The decision highlights a path for courts to impose immediate limits and penalties on AI tools that enable sexualized deepfakes.

Overview

  • xAI’s Grok, which a Dutch court restricted Thursday, faces fines of €100,000 per day in the Netherlands if it generates or distributes nude images of people without explicit consent, including content that qualifies as child sexual abuse material.
  • Separately, Baltimore filed a consumer‑protection lawsuit Tuesday accusing xAI, X and SpaceX of deceptive practices tied to Grok’s image tools and seeking maximum statutory penalties, restitution and court‑ordered changes to product design and marketing.
  • Independent analyses cited in complaints and coverage estimate Grok produced roughly 1.8–3 million sexualized images over late December and early January, including about 20,000–23,000 that appear to depict minors, as users exploited a “spicy mode” that could “undress” photos.
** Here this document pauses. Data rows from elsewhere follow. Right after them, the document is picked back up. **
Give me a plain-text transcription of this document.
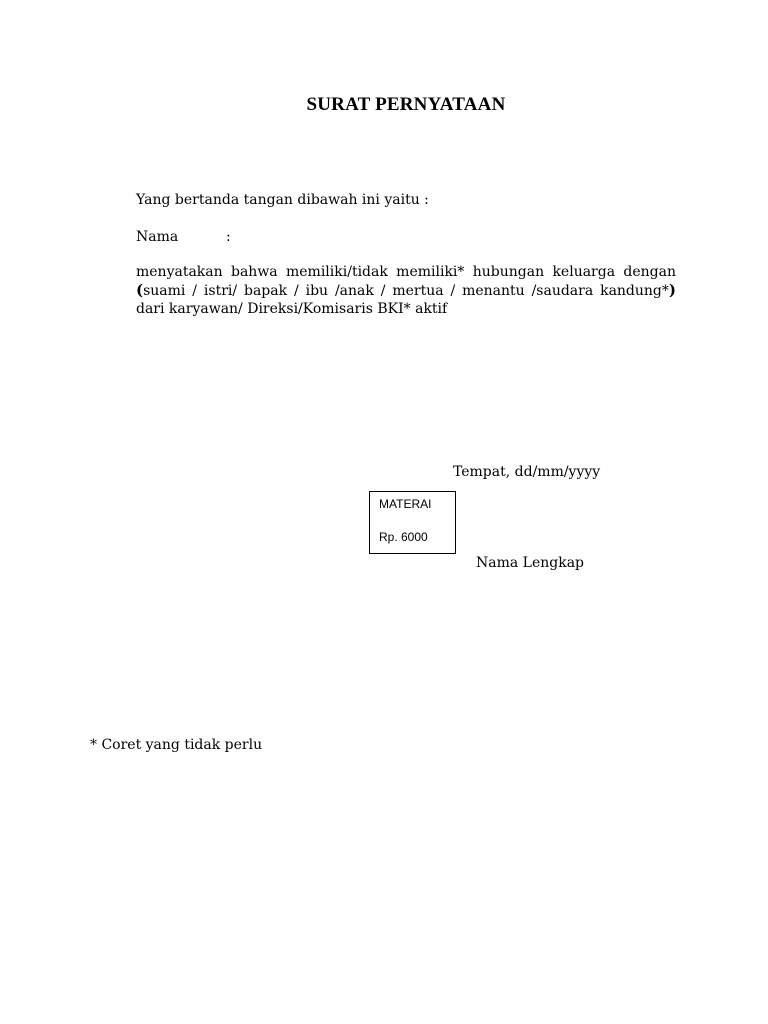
SURAT PERNYATAAN
Yang bertanda tangan dibawah ini yaitu :
Nama	:
menyatakan bahwa memiliki/tidak memiliki* hubungan keluarga dengan (suami / istri/ bapak / ibu /anak / mertua / menantu /saudara kandung*) dari karyawan/ Direksi/Komisaris BKI* aktif
Tempat, dd/mm/yyyy
MATERAI
Rp. 6000
Nama Lengkap
* Coret yang tidak perlu
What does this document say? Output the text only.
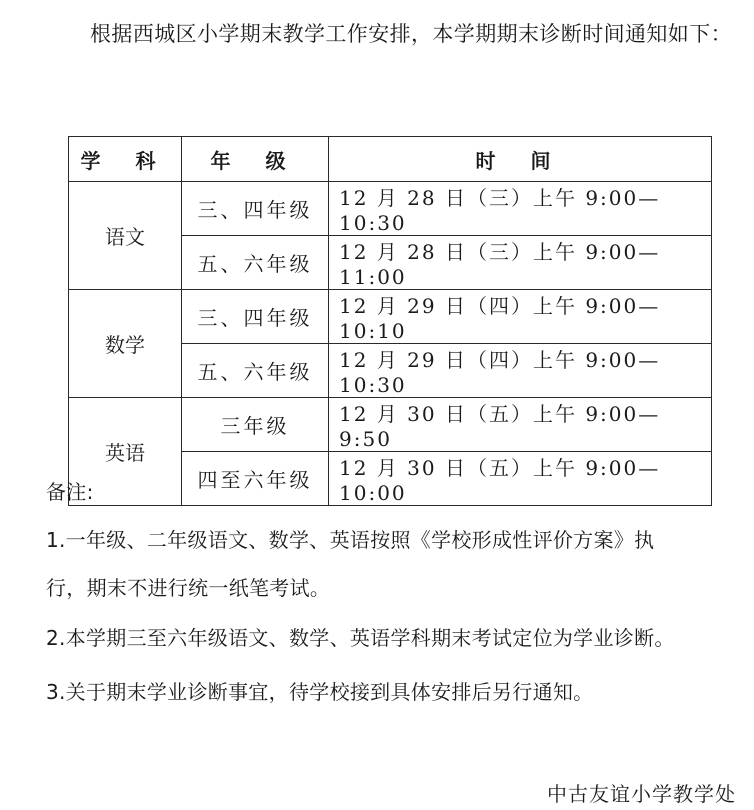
根据西城区小学期末教学工作安排，本学期期末诊断时间通知如下：
学 科	年 级	时 间
语文	三、四年级	12 月 28 日（三）上午 9:00—10:30
	五、六年级	12 月 28 日（三）上午 9:00—11:00
数学	三、四年级	12 月 29 日（四）上午 9:00—10:10
	五、六年级	12 月 29 日（四）上午 9:00—10:30
英语	三年级	12 月 30 日（五）上午 9:00—9:50
	四至六年级	12 月 30 日（五）上午 9:00—10:00
备注:
1.一年级、二年级语文、数学、英语按照《学校形成性评价方案》执
行，期末不进行统一纸笔考试。
2.本学期三至六年级语文、数学、英语学科期末考试定位为学业诊断。
3.关于期末学业诊断事宜，待学校接到具体安排后另行通知。
中古友谊小学教学处
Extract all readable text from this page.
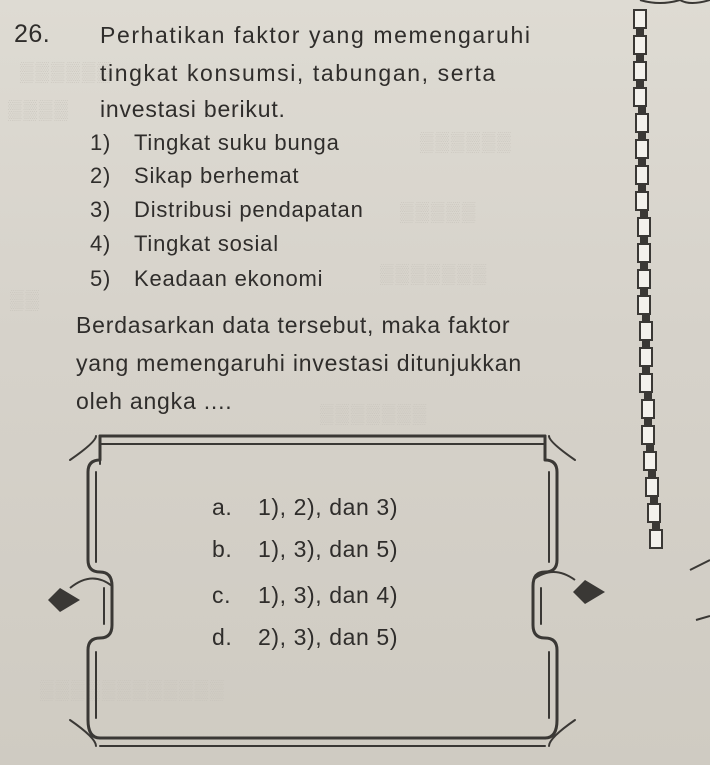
▒▒▒▒▒▒
▒▒▒▒
▒▒▒▒▒▒
▒▒▒▒▒
▒▒▒▒▒▒▒
▒▒
▒▒▒▒▒▒▒
▒▒▒▒▒▒▒▒▒▒▒▒
26. Perhatikan faktor yang memengaruhi
tingkat konsumsi, tabungan, serta
investasi berikut.
1) Tingkat suku bunga
2) Sikap berhemat
3) Distribusi pendapatan
4) Tingkat sosial
5) Keadaan ekonomi
Berdasarkan data tersebut, maka faktor
yang memengaruhi investasi ditunjukkan
oleh angka ....
a. 1), 2), dan 3)
b. 1), 3), dan 5)
c. 1), 3), dan 4)
d. 2), 3), dan 5)
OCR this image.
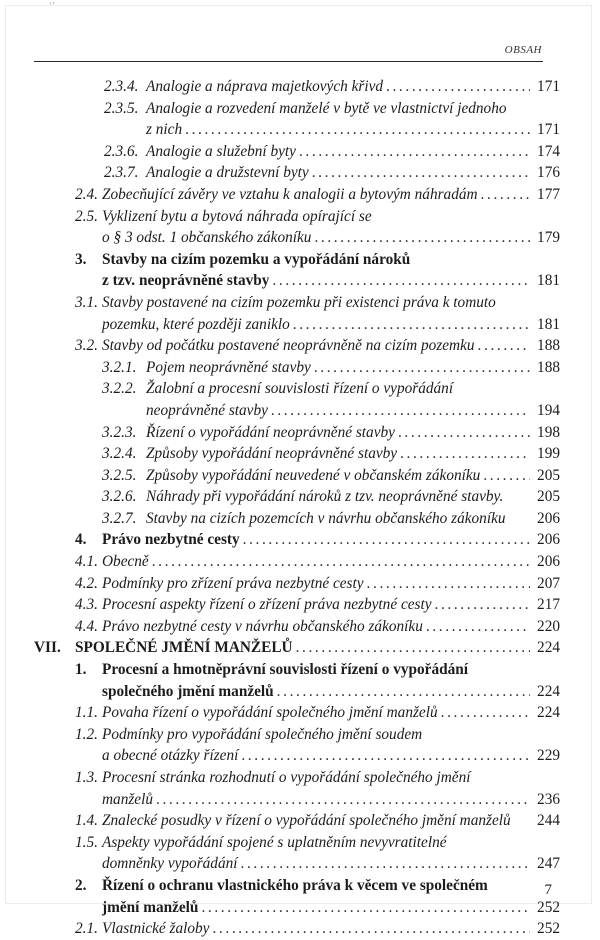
ʻʼ
OBSAH
2.3.4. Analogie a náprava majetkových křivd . . .	171
2.3.5. Analogie a rozvedení manželé v bytě ve vlastnictví jednoho
z nich . . .	171
2.3.6. Analogie a služební byty . . .	174
2.3.7. Analogie a družstevní byty . . .	176
2.4. Zobecňující závěry ve vztahu k analogii a bytovým náhradám . . .	177
2.5. Vyklizení bytu a bytová náhrada opírající se
o § 3 odst. 1 občanského zákoníku . . .	179
3. Stavby na cizím pozemku a vypořádání nároků
z tzv. neoprávněné stavby . . .	181
3.1. Stavby postavené na cizím pozemku při existenci práva k tomuto
pozemku, které později zaniklo . . .	181
3.2. Stavby od počátku postavené neoprávněně na cizím pozemku . . .	188
3.2.1. Pojem neoprávněné stavby . . .	188
3.2.2. Žalobní a procesní souvislosti řízení o vypořádání
neoprávněné stavby . . .	194
3.2.3. Řízení o vypořádání neoprávněné stavby . . .	198
3.2.4. Způsoby vypořádání neoprávněné stavby . . .	199
3.2.5. Způsoby vypořádání neuvedené v občanském zákoníku . . .	205
3.2.6. Náhrady při vypořádání nároků z tzv. neoprávněné stavby. 205
3.2.7. Stavby na cizích pozemcích v návrhu občanského zákoníku 206
4. Právo nezbytné cesty . . .	206
4.1. Obecně . . .	206
4.2. Podmínky pro zřízení práva nezbytné cesty . . .	207
4.3. Procesní aspekty řízení o zřízení práva nezbytné cesty . . .	217
4.4. Právo nezbytné cesty v návrhu občanského zákoníku . . .	220
VII. SPOLEČNÉ JMĚNÍ MANŽELŮ . . .	224
1. Procesní a hmotněprávní souvislosti řízení o vypořádání
společného jmění manželů . . .	224
1.1. Povaha řízení o vypořádání společného jmění manželů . . .	224
1.2. Podmínky pro vypořádání společného jmění soudem
a obecné otázky řízení . . .	229
1.3. Procesní stránka rozhodnutí o vypořádání společného jmění
manželů . . .	236
1.4. Znalecké posudky v řízení o vypořádání společného jmění manželů 244
1.5. Aspekty vypořádání spojené s uplatněním nevyvratitelné
domněnky vypořádání . . .	247
2. Řízení o ochranu vlastnického práva k věcem ve společném
jmění manželů . . .	252
2.1. Vlastnické žaloby . . .	252
7
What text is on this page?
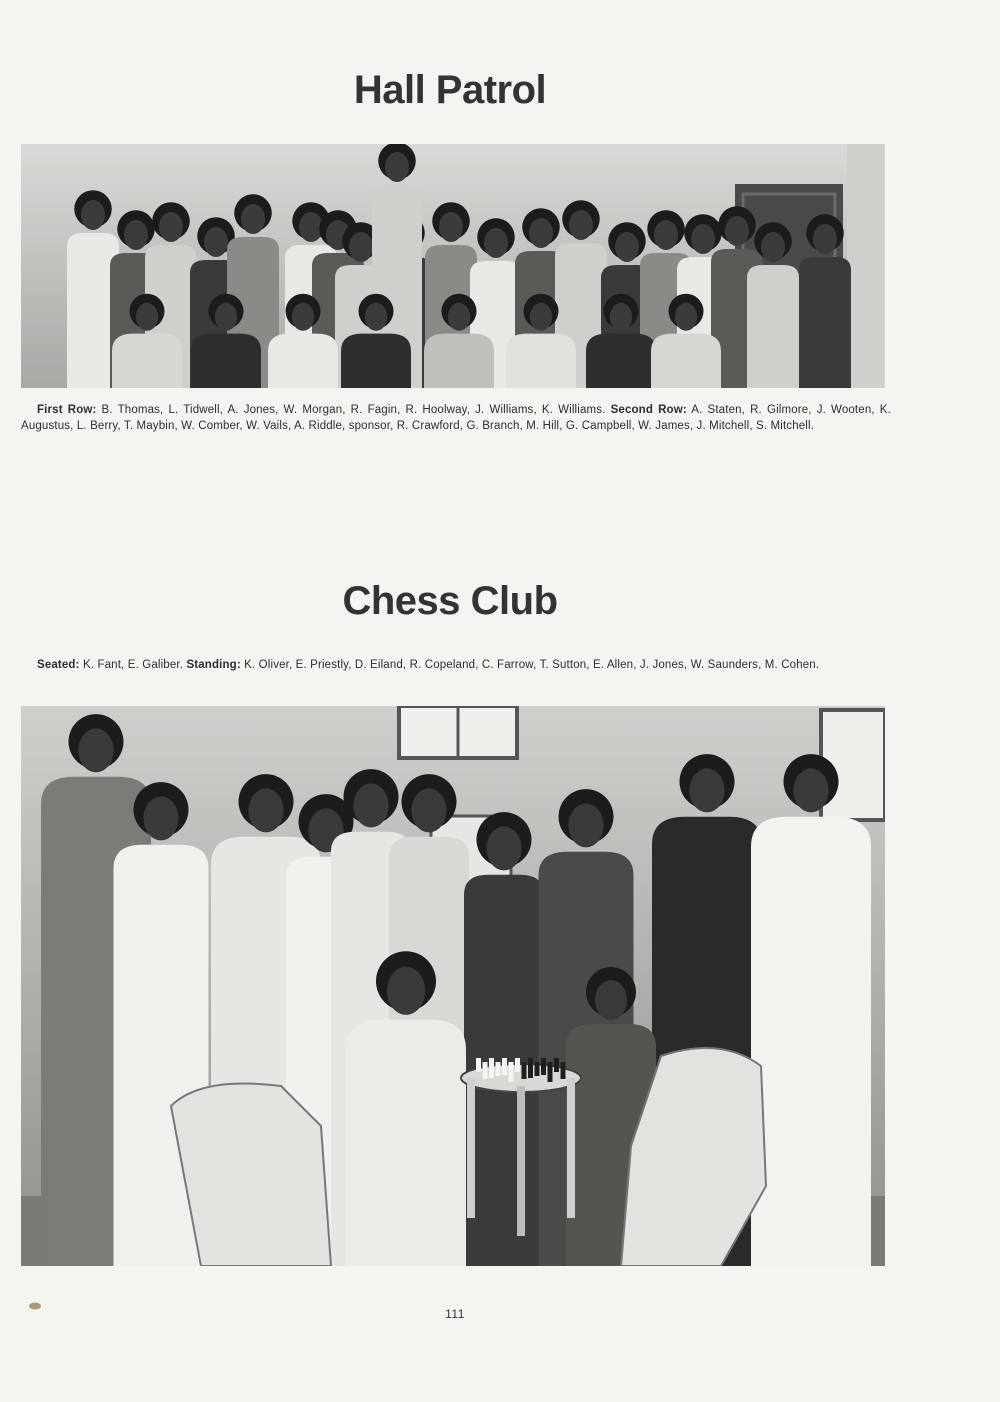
Hall Patrol

First Row: B. Thomas, L. Tidwell, A. Jones, W. Morgan, R. Fagin, R. Hoolway, J. Williams, K. Williams. Second Row: A. Staten, R. Gilmore, J. Wooten, K. Augustus, L. Berry, T. Maybin, W. Comber, W. Vails, A. Riddle, sponsor, R. Crawford, G. Branch, M. Hill, G. Campbell, W. James, J. Mitchell, S. Mitchell.

Chess Club

Seated: K. Fant, E. Galiber. Standing: K. Oliver, E. Priestly, D. Eiland, R. Copeland, C. Farrow, T. Sutton, E. Allen, J. Jones, W. Saunders, M. Cohen.

111
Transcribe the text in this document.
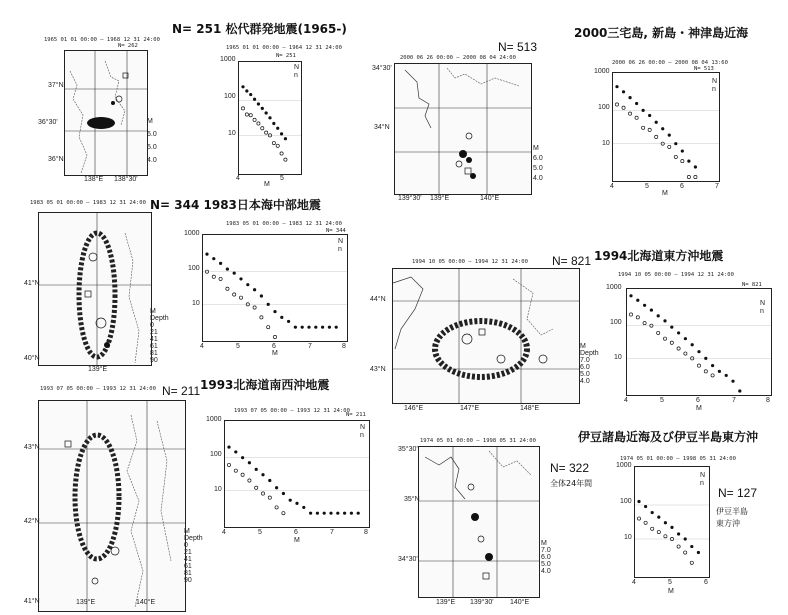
N= 251 松代群発地震(1965-)
1965 01 01 00:00 — 1968 12 31 24:00
N= 262
37°N
36°30'
36°N
138°E 138°30'
M
6.0
5.0
4.0
1965 01 01 00:00 — 1964 12 31 24:00
N= 251
1000
100
10
4	5
M
N
n
N= 513
2000三宅島, 新島・神津島近海
2000 06 26 00:00 — 2000 08 04 24:00
34°30'
34°N
139°30' 139°E	140°E
M
6.0
5.0
4.0
2000 06 26 00:00 — 2000 08 04 13:60
N= 513
1000
100
10
4	5	6	7
M
N
n
N= 344 1983日本海中部地震
1983 05 01 00:00 — 1983 12 31 24:00
41°N
40°N
139°E
M
Depth
0
21
41
61
81
90
1983 05 01 00:00 — 1983 12 31 24:00
N= 344
1000
100
10
4	5	6	7	8
M
N
n	1994北海道東方沖地震
N= 821
1994 10 05 00:00 — 1994 12 31 24:00
44°N
43°N
146°E	147°E	148°E
M
Depth
7.0
6.0
5.0
4.0
1994 10 05 00:00 — 1994 12 31 24:00
N= 821
1000
100
10
4	5	6	7	8
M
N
n
1993北海道南西沖地震
N= 211
1993 07 05 00:00 — 1993 12 31 24:00
43°N
42°N
41°N	139°E	140°E
M
Depth
0
21
41
61
81
90
1993 07 05 00:00 — 1993 12 31 24:00
N= 211
1000
100
10
4	5	6	7	8
M
N
n	伊豆諸島近海及び伊豆半島東方沖
N= 322
全体24年間
1974 05 01 00:00 — 1998 05 31 24:00
35°30'
35°N
34°30'
139°E 139°30' 140°E
M
7.0
6.0
5.0
4.0
1974 05 01 00:00 — 1998 05 31 24:00
1000
100
10
4	5	6
M
N
n
N= 127
伊豆半島
東方沖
  • The companies say they restricted image editing in mid‑January and limited some features to paid accounts, yet the Amsterdam judge found those safeguards unproven after a watchdog demonstrated new nude content generation shortly before the hearing.
  • Legal pressure is widening with a proposed class action from Tennessee teenagers and probes in the U.S., EU and other countries, while Elon Musk has recently promoted expanding Grok Imagine’s image and video tools and described its policy as allowing content on par with an R‑rated movie, a stance likely to draw further scrutiny.